—Ana la Harapienta no murió, Burt. La maté yo en el hospital. Fui a ver a mi padre. Se lo habían llevado en una ambulancia. Yo estaba con mi tía, ella me llevó a la habitación. Al lado de la cama estaba mi madre, a él lo habían puesto bajo una cosa de plástico, una tienda, y estaba lleno de tubos. Pero tenía los ojos abiertos. Yo me acerqué. «Soy yo, papá, Condesa», dije, pero él no contestaba. Me miraba pero no decía nada. Era como si no supiese quién era yo. «Soy yo, papá, soy yo», le dije, pero él miró hacia otra parte y yo pensé que no podía verme por culpa del plástico, así que me acerqué a quitarlo pero mi madre me cogió la mano y la apartó. Yo estaba furiosa con papá, ni siquiera quería hablarme, le grité. Mi tía me sacó de la habitación. Me hizo sentar fuera, en una silla de plástico que era dura. Yo llevaba conmigo a Ana la Harapienta.
»Luego salió mi madre y estaba llorando. Le dijo a mi tía que todo había acabado y que me llevara a casa. Pero yo grité que quería ver a papá. Mi tía me sujetó muy fuerte, no quería soltarme. Dijo que hay cosas que los niños no comprenden.
»Y entonces yo decidí que no iba a ser más una niña. Cogí a Ana la Harapienta y la maté en un cubo de basura que había junto al ascensor.

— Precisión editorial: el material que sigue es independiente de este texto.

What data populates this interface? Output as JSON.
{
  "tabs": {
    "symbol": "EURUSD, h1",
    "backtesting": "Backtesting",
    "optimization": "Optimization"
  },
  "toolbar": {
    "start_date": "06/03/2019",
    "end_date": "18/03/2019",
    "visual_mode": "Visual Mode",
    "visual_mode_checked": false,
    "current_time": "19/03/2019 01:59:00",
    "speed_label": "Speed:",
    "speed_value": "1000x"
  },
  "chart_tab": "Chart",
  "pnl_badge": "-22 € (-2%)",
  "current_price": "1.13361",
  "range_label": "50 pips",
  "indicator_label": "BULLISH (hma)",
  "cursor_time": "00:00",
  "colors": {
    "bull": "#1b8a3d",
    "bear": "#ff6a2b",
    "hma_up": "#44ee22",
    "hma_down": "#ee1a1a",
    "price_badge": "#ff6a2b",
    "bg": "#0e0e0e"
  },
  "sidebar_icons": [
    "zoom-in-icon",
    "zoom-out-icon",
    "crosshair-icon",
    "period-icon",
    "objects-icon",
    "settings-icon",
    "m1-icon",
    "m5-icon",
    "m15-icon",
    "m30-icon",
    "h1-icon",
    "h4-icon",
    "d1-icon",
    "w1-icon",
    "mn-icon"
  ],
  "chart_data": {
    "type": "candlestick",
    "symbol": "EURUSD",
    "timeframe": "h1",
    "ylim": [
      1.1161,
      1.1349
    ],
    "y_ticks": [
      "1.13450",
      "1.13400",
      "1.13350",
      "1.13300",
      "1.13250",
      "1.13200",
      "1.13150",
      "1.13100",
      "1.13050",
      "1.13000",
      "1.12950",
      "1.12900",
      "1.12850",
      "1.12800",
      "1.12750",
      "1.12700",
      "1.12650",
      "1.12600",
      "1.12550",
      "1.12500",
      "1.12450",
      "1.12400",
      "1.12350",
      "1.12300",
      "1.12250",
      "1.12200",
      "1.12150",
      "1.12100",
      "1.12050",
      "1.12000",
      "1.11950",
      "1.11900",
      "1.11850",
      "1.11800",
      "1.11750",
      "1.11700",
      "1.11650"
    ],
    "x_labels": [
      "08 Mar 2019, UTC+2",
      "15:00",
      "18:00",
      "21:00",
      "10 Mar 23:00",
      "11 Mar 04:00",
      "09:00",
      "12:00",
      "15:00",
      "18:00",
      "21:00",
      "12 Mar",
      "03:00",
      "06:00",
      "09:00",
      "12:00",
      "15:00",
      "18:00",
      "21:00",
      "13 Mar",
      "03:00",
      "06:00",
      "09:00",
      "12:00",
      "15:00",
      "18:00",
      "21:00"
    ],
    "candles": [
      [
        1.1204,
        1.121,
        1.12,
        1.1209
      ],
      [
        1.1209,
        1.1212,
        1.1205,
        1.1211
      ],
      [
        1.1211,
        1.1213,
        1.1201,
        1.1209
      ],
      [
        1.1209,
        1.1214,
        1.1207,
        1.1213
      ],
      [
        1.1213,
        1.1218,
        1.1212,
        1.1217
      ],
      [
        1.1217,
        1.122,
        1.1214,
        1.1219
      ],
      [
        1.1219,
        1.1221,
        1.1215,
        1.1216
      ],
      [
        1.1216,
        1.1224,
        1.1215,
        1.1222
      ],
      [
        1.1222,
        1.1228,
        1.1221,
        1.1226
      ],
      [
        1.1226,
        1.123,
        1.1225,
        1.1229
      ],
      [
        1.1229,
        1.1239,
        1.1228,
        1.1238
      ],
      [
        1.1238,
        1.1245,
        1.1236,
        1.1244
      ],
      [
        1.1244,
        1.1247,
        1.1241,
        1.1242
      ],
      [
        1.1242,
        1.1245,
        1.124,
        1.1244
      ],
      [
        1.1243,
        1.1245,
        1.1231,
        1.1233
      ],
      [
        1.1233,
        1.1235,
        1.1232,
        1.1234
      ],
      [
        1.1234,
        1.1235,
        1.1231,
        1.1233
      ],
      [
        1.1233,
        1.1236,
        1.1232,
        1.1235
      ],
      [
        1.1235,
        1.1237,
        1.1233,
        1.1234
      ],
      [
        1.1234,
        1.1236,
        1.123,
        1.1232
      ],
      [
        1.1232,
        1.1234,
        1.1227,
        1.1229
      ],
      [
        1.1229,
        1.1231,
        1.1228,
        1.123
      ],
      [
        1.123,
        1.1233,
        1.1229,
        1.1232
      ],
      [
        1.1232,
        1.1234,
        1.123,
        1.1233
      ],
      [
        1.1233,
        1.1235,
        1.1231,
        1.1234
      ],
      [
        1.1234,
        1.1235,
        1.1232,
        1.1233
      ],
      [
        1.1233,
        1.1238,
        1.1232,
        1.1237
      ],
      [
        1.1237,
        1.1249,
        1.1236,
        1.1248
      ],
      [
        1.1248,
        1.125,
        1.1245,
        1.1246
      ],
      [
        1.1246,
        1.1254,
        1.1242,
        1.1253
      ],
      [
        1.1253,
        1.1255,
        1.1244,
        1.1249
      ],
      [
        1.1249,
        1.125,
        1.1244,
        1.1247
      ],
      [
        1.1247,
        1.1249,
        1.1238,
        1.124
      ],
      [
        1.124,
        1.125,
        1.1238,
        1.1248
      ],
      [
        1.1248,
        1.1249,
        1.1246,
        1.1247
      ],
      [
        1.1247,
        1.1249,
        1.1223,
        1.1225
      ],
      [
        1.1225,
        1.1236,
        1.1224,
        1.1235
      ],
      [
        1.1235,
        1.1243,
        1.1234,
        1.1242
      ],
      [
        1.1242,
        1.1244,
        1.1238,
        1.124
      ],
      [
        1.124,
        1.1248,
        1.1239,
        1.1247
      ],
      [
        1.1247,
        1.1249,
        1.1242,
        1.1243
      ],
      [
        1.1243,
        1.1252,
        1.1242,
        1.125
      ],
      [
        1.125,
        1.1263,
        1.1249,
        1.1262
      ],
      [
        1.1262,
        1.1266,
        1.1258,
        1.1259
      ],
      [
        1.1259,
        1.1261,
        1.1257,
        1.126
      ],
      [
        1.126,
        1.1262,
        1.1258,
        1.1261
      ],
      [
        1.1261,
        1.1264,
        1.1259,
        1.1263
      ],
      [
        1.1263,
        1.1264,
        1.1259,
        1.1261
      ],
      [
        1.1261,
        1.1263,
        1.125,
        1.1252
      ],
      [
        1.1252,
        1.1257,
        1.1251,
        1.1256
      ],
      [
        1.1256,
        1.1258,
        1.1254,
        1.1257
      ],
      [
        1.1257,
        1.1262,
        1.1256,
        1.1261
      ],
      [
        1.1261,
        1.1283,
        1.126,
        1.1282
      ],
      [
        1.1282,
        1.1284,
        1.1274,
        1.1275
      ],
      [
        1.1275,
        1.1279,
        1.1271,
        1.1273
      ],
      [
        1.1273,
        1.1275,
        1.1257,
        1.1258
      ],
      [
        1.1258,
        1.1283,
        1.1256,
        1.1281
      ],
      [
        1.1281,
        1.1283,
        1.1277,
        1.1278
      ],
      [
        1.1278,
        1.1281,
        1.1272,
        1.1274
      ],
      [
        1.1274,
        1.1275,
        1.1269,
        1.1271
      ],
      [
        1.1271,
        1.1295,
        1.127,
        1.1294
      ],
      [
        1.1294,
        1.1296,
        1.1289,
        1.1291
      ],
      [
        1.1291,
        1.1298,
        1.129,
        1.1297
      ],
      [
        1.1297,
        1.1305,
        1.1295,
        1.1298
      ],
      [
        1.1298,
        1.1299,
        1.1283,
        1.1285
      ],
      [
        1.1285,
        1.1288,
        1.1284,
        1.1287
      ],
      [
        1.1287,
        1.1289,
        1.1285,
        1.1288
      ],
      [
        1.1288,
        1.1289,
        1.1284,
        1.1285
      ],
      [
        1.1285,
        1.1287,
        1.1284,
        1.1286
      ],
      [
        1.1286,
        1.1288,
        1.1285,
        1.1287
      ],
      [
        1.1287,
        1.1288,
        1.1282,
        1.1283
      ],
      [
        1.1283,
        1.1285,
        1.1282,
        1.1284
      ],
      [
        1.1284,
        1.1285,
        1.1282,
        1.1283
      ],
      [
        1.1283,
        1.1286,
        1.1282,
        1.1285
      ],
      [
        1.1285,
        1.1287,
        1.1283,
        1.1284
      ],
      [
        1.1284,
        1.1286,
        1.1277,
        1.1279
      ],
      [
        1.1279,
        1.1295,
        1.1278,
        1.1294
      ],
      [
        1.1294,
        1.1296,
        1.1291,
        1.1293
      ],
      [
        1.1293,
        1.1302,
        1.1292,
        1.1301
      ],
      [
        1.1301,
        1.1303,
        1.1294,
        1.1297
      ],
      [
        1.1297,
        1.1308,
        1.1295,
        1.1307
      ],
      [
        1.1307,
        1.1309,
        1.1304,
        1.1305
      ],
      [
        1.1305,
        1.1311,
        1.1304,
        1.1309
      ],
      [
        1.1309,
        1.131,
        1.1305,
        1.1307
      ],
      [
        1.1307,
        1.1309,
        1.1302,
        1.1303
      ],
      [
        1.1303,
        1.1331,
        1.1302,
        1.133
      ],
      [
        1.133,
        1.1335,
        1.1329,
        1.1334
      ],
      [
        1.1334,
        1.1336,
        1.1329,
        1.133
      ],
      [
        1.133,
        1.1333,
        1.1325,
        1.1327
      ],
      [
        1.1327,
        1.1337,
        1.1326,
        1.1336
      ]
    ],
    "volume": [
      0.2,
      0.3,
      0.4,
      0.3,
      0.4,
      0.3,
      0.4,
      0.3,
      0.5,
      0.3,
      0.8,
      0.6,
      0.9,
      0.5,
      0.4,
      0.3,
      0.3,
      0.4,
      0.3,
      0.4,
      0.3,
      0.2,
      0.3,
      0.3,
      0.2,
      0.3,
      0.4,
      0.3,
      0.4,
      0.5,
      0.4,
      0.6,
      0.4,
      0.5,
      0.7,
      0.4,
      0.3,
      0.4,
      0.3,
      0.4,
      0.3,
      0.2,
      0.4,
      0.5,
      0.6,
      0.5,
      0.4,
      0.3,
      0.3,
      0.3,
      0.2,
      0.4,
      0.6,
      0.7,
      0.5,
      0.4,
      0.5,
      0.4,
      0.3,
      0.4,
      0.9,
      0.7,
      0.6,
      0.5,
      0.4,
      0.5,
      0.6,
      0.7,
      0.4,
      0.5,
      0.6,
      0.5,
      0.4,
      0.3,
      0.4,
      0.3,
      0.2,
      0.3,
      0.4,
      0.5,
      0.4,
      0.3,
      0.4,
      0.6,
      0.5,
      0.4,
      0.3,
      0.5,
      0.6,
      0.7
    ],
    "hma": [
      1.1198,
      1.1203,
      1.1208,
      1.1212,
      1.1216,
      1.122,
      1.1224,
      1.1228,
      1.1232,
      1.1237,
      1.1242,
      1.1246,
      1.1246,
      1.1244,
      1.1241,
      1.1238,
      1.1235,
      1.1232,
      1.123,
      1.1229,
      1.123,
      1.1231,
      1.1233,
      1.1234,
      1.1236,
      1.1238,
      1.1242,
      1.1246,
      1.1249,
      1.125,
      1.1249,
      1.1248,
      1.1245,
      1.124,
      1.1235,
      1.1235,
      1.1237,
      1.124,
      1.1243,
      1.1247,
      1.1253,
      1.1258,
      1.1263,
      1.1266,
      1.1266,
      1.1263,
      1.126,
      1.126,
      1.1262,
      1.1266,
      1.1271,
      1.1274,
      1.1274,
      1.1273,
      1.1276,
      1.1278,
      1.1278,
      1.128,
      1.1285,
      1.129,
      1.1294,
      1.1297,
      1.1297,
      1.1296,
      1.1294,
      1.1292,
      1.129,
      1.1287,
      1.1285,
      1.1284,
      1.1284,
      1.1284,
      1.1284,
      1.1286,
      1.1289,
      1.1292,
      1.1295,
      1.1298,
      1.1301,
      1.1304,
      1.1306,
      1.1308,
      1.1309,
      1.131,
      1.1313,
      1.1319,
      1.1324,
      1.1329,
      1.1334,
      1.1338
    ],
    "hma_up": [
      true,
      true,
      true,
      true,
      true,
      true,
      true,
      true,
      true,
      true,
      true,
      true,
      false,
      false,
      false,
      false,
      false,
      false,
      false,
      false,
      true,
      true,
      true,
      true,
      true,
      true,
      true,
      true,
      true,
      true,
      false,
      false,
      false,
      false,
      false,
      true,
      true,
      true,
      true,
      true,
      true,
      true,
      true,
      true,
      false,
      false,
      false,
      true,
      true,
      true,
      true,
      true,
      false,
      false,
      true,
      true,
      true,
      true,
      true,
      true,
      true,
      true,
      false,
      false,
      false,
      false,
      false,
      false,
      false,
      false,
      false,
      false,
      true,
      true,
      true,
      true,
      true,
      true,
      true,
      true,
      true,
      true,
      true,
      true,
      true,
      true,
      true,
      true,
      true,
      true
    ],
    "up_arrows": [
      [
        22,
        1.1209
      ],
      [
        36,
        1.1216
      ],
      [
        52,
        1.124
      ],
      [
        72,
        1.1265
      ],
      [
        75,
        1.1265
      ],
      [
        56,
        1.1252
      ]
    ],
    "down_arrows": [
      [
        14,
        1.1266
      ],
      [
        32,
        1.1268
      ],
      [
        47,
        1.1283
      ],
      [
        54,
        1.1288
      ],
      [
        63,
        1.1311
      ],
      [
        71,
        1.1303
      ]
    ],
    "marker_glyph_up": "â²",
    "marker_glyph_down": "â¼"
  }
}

Y Jessica se puso a llorar. Lloró y lloró en el coche y se dobló en dos y yo no sabía qué hacer. Así que abrí los brazos, como hace mi padre cuando tengo pesadillas, y rodeé a Jessica, la rodeé con los brazos y ella se apoyó en mí, en mi pecho. La abracé en el coche. La abracé muy fuerte, mientras alrededor los mayores golpeaban las ventanillas.